There are controversial and contradictory information about breast implants, breast cancer and breast cancer screening. There is the concern that breast implants can cause cancer, or that it affects the detection of cancer, including the effectiveness of screening mammograms. There are numerous studies and reviews conducted over the years, and several conclusions can be drawn:
This concern came out of studies in rats back in the 1940's where foreign objects implanted in them increased their risk of developing sarcomas. However, this was never found to be the case in humans, in fact, several studies have both refuted this fact and also found no association between breast implants and breast cancer.
However, breast implant associated anaplastic large cell lymphoma (BIA-ALCL) has recently been in the spotlight and is definitely a condition associated with breast implants as the name suggests. This is, however, NOT breast cancer. To find out more about BIA-ALCL, read our blog on ALCL
There has been several studies in that showed there was no difference in the severity or stage of breast cancer between implant and non-implant women. Breast cancer can still be detected while in its early stages in patients with breast implants.
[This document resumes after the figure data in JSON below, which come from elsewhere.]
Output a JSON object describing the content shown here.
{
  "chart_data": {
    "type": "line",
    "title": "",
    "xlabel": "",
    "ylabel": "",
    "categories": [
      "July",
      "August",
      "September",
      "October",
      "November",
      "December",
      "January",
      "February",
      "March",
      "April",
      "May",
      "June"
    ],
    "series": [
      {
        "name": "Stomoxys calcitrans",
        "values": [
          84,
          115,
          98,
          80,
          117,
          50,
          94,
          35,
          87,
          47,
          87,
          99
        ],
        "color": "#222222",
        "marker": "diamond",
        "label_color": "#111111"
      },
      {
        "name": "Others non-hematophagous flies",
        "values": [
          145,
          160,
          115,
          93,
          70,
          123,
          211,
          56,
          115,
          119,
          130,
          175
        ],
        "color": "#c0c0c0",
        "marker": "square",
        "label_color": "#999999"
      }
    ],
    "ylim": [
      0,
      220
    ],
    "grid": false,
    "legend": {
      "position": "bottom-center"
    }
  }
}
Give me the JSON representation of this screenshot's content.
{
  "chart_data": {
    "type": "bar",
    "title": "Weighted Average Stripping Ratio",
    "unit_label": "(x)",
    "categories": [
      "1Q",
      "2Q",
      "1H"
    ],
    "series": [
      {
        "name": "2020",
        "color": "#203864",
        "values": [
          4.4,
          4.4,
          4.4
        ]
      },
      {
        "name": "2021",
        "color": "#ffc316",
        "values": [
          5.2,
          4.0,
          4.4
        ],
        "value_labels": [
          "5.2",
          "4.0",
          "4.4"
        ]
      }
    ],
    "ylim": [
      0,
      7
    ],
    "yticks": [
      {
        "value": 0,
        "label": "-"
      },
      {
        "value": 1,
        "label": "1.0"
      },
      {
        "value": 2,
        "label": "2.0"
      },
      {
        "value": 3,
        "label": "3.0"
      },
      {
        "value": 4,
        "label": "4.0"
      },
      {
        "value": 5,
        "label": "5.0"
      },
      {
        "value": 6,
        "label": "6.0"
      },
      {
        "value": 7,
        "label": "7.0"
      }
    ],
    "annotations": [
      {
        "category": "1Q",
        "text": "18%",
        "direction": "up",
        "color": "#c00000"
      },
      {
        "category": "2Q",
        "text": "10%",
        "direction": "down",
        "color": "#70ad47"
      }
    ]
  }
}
The studies have shown that the type of breast cancers are the same between the two groups, and the survival rates are also similar.
The sensitivity for standard mammography has been questioned in patients with breast implants because the implants (both saline and silicone) can interfere with the ability to visualise breast tissue and adequate diagnosis. It was found that up to 85-90% of the breast tissue can be obscured by the implant during a standard mammography. However, a technique was developed in 1988 by Eklund in which the implant is displaced posteriorly during the mammogram to allow visualisation of 85% of the breast tissue, regardless of implant shape or size.
In general, studies have shown that even with Eklund views, the submuscular (under the muscle) implant allows for greater visualisation when compared to the subglandular (over the muscle) implant.
Both Silicone and saline implants compresses the breast tissue the same, thus neither is better in mammography.
Alternative modalities have been suggested, such as ultrasounds and Magnetic Resonance Imaging (MRI) to increase sensitivity in detection of breast cancers in patients with breast implants, especially in patient who are concerned about implant rupture from a mammogram. Alternative imaging methods may also be necessary if there is already implant rupture or evidence of capsular contracture, as these are some of the relative contraindications for routine mammograms.
Although ultrasounds can be helpful for diagnosis of implant rupture and capsular contracture, it cannot detect microcalcifiations, thus it is not an ideal screening tool for breast cancer. This test is also highly operator dependent as it relies heavily on the ultrasonographer to cover all of the breast tissue during their scan.
MRI can fully visualise breast tissue, but intravenous contrast is often necessary. Although its sensitivity is over 90 percent, its limitation lies in its lower specificity, with increase false positives, where benign conditions of the breast may appear to be malignant tumours, resulting in over-diagnosis and unnecessary tests. Breast MRI is currently non-rebatable (with Medicare) for individuals with no immediate family history or personal history of breast cancer.
The current recommendation is that women between the ages of 45 and 70 should have a mammogram every 2 years. These recommendations hold for both women with or without breast implants. The recommendation is different for those with family history, previous breast cancer and those with higher risk factors. Please consult your doctor to find out when and how often you should be having your breast screening and the best modalities for your screening program.